This, coming into a love story for the hard part, isn’t terribly common. It’s unsettling, of course, to be reminded that some version of this — of at least some of this — lies in store for a lot of people, whether they’re the one who needs care or the one who gives care or both.
But while this is a story about suffering, it’s also a story about almost boundless grace. These are people, both of them, who try valiantly — valiantly — to balance their own needs with each other’s needs. Every move they make is dictated by their understanding that this is not his fate or her fate; it is their joint fate, both because that is what they promised and because they are grown together like vines and there is no way to untangle now.
The movies I find depressing are the ones about suffering that isn’t needed. They’re about the infliction of pain unnecessarily. They’re about human weakness and unkindness and the limitations on the compassion of which people are capable. They are about, at least in part, the absence of grace. The Hunger Games? That’s depressing. Or The Master, with its acknowledgement that vulnerable people will always be pulled along paths that cause them grief. The Queen Of Versailles, a documentary about obscene wealth and emotionless climbing, is depressing. Compliance, The House I Live In, even Looper — those are depressing. (And all of them, by the way, are in their own ways wonderful and well worth seeing.)
Amour is just sad — perhaps the saddest movie of the year, but sad is all it is. It’s about the less-frequently-filmed side of the fundamental bargain that most people cannot avoid: The closer you get to other people, the more limitless your love for them, the more you potentially are going to experience agony, and sometimes it will in fact be this bad. If you narrow your focus on Georges and Anne to the events of the film, it really does make their story seem miserable. But if you accept the film’s suggestion that they have lived happily together, raising a daughter and playing the piano and drinking tea at the table, it’s a beautiful story anyway. The ending is indeed almost unbearably sad, but the whole story as it’s reflected in everything that happens here? Not really.

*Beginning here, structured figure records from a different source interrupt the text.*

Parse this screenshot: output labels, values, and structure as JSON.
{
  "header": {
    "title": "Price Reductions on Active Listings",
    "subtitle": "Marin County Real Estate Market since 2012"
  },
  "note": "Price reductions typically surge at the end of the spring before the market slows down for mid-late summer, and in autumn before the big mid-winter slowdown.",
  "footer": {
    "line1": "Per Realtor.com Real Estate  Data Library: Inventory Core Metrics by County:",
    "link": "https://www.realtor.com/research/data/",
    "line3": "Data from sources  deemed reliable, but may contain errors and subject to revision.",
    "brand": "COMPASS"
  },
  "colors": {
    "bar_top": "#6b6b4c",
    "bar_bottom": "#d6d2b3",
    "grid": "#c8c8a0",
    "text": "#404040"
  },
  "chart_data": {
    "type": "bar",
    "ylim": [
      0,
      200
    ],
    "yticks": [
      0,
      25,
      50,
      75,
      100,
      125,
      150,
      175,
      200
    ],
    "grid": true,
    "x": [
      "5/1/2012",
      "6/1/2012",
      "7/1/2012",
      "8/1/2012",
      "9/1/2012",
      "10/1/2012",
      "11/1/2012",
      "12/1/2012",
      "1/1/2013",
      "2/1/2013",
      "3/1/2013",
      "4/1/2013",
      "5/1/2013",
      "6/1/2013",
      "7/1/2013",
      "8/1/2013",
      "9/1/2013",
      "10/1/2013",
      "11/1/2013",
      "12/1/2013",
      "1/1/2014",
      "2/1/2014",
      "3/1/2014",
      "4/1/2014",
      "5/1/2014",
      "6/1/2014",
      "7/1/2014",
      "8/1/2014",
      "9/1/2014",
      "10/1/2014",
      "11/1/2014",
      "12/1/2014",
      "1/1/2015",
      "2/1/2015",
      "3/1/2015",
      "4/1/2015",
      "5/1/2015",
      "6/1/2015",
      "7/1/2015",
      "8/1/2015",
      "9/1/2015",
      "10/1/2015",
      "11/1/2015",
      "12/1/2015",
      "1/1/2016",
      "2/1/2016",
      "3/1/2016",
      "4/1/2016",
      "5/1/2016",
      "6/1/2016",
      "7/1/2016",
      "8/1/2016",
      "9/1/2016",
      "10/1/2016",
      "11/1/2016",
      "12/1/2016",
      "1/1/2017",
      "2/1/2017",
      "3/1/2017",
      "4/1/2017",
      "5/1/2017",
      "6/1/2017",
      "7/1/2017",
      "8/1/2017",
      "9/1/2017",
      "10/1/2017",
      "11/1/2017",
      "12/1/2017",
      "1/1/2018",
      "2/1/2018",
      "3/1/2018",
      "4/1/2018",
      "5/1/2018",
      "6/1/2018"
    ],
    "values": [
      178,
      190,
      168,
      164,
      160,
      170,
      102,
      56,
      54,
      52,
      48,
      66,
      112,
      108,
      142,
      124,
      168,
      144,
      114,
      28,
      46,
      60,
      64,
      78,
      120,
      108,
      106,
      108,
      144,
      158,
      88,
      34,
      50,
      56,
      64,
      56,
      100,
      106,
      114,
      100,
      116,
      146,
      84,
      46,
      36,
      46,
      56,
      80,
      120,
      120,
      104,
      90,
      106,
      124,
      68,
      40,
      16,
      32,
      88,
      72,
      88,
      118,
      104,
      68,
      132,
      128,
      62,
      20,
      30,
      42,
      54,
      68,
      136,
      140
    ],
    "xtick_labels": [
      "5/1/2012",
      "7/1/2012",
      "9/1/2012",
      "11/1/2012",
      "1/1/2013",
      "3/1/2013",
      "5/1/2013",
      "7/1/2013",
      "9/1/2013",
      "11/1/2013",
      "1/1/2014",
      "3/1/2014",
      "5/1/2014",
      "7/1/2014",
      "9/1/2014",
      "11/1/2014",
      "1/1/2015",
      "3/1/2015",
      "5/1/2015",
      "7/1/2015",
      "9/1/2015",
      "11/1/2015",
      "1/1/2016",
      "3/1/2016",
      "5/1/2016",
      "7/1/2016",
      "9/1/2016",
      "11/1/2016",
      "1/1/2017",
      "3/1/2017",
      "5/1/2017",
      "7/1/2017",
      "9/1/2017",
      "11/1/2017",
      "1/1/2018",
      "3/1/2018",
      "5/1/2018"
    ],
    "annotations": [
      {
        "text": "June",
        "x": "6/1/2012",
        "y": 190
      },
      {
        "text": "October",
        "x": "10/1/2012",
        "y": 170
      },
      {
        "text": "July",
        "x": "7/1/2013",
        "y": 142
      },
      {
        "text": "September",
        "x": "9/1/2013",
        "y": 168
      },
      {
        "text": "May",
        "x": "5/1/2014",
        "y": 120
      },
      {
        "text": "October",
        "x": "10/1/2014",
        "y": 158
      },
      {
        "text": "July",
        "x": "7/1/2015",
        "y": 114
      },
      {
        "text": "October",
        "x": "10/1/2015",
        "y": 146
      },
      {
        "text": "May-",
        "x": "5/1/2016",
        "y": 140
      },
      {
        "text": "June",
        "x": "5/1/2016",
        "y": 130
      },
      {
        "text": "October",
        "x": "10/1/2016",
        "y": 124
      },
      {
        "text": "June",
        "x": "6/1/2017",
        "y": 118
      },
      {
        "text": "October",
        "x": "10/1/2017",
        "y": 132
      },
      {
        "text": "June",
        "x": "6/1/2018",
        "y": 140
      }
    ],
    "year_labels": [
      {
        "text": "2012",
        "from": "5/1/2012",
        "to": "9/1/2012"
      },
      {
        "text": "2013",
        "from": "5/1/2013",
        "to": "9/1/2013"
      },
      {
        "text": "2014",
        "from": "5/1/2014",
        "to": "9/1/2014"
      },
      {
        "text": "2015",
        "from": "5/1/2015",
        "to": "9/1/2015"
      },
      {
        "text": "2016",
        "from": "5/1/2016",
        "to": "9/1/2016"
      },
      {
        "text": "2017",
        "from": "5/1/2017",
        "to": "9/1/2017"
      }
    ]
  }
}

And ultimately, what I walked out with was enormous respect — almost reverence — for the fact that this can happen, it can end this way, or in a thousand other ways that are also agonizingly difficult — and we do it anyway. People get married, have kids, make dear friends, get close, and know that at the end, the best-case scenario if it works out exactly the way you hope it will is that somebody dies at the end. Preferably not like this, preferably without so much pain and waiting, but somehow. And we do it anyway. In fact, if Georges and Anne could do it over, they’d do it exactly the same way.
This is a story about the things we have to put out of our minds when we decide to fall in love, or we’d never do it. It’s a story about nature at its cruelest, but people at their most selfless. Sad? Yes. Bleak? No.